Menos de 1% dos 1,4 milhão de desligamentos analisados pela Gartner em 2025 teve relação com ganhos de produtividade decorrentes de inteligência artificial. O dado contrasta com a crescente associação entre cortes de pessoal e adoção de IA e ajuda a explicar um fenômeno que ganhou espaço na comunicação corporativa: o chamado AI washing, quando empresas superdimensionam o papel da inteligência artificial ao justificar decisões relacionadas à força de trabalho.

O levantamento informou que os desligamentos atribuídos diretamente a ganhos de produtividade com IA representaram menos de 1% do total analisado. Segundo a consultoria, a realidade de curto prazo está mais relacionada a redesenho de funções, consolidação de papéis e mudanças na estratégia das empresas do que à substituição em larga escala de trabalhadores por sistemas de IA.

“Dizer que a IA cortou o posto transfere a responsabilidade da decisão para a tecnologia e retira a diretoria da conversa. O efeito prático é duplo: a empresa deixa de discutir o que de fato pressionou o resultado, e quem ficou passa a se preparar para uma ameaça que, nesses termos, ainda não chegou”, afirma Virgilio Marques dos Santos (foto acima), sócio-fundador da FM2S, PhD pela Unicamp e consultor em educação e carreira.

Cortar mais não gerou mais retorno

Um segundo levantamento, divulgado pela Gartner em maio de 2026, reforça a dificuldade de associar redução de quadro a retorno sobre investimentos em IA. A pesquisa ouviu 350 executivos de empresas com receita anual de pelo menos US$ 1 bilhão que já testavam ou utilizavam agentes de IA, automação inteligente ou tecnologias autônomas. Cerca de 80% relataram redução da força de trabalho.

As taxas de redução foram, porém, quase iguais entre empresas que reportaram maior retorno sobre essas tecnologias e aquelas que registraram ganhos modestos ou resultados negativos.
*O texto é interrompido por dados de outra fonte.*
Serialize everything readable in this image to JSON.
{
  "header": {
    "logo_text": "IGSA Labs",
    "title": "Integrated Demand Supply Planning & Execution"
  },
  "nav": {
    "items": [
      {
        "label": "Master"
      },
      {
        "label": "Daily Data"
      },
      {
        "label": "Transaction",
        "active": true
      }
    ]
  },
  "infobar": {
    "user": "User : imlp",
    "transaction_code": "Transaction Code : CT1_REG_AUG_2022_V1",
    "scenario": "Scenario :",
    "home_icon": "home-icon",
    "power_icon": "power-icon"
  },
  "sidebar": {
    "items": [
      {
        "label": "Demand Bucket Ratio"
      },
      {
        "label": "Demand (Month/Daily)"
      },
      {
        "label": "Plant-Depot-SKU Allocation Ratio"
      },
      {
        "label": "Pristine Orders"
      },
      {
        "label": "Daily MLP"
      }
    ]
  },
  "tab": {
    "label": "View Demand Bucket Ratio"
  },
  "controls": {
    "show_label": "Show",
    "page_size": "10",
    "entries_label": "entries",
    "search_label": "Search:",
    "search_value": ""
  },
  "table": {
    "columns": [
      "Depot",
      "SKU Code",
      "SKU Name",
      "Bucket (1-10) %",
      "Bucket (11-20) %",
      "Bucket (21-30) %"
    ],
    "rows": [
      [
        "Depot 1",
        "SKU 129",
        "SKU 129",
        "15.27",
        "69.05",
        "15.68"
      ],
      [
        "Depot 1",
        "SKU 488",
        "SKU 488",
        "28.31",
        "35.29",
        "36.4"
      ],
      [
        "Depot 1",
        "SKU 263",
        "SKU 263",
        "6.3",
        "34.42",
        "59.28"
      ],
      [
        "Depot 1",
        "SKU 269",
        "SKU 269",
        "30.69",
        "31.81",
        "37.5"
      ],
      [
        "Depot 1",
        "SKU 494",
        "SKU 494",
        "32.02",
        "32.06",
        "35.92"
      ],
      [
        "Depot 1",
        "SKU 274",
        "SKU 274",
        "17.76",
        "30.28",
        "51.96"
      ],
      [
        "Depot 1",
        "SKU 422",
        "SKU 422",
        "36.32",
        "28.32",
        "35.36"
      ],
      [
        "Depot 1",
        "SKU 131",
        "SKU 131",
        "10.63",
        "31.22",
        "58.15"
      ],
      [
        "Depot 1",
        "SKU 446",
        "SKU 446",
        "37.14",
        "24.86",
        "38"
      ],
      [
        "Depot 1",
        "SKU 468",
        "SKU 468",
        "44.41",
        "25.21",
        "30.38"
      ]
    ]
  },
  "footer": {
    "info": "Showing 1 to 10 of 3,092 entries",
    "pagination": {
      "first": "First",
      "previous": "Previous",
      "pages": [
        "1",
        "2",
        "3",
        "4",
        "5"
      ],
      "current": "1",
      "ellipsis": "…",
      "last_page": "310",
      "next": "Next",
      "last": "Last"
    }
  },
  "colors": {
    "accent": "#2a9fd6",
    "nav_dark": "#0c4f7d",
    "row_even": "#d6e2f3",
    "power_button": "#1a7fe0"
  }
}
“Esse é o dado que deveria parar qualquer comitê executivo: reduzir o quadro não diferenciou as empresas que obtiveram maior retorno daquelas que tiveram ganhos modestos ou resultados negativos. Quando a taxa de corte é praticamente igual entre os grupos, é preciso cuidado para não apresentar uma decisão de orçamento como se fosse, automaticamente, ganho de produtividade”, diz Santos.

O fenômeno não é totalmente novo. Nas ondas de reestruturação das últimas décadas, empresas também associaram cortes de pessoal à busca por eficiência antes de avaliar completamente os efeitos sobre os processos.
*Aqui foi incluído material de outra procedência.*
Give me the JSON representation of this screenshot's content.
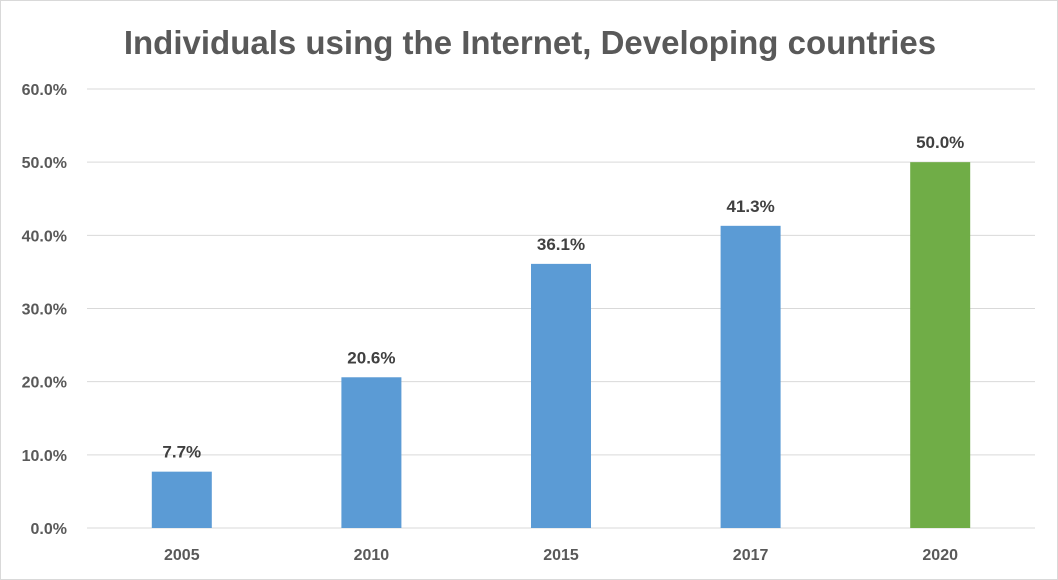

“A tecnologia da vez mudou, mas o roteiro é conhecido: cortar em nome da eficiência e só depois descobrir o impacto sobre os processos. Com a IA, o risco é atribuir à tecnologia uma decisão que continua sendo empresarial”, afirma.

Onde o retorno aparece

A Gartner projeta que o gasto global com software de agentes de IA chegue a US$ 206,5 bilhões em 2026, ante US$ 86,4 bilhões em 2025, e prevê que o chamado negócio autônomo passe a criar mais postos de trabalho do que eliminar entre 2028 e 2029.

Para Santos, o retorno tende a aparecer quando a empresa redesenha o processo antes de automatizá-lo.
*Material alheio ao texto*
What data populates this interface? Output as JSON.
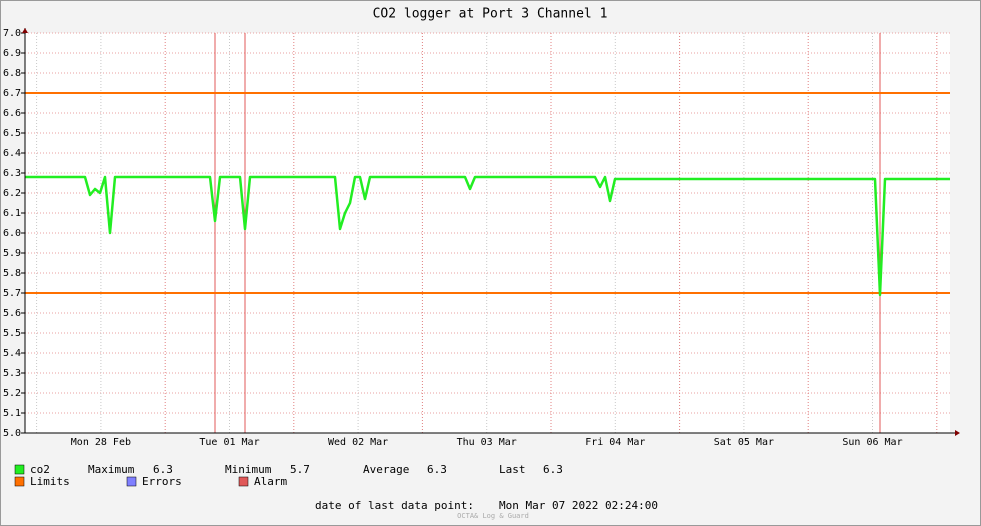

“O ganho aparece quando a empresa redesenha o processo antes de automatizar. IA aplicada sobre um fluxo mal desenhado acelera o erro que já existia e ainda produz a impressão de que a tecnologia falhou. Para quem trabalha, a leitura correta muda a decisão de carreira: quem se prepara para a IA como ameaça de substituição só vê a ferramenta; quem lê o cenário real estuda processo, porque a demanda cresce por profissionais que sabem redesenhar o trabalho e supervisionar o que a máquina executa”, avalia o especialista.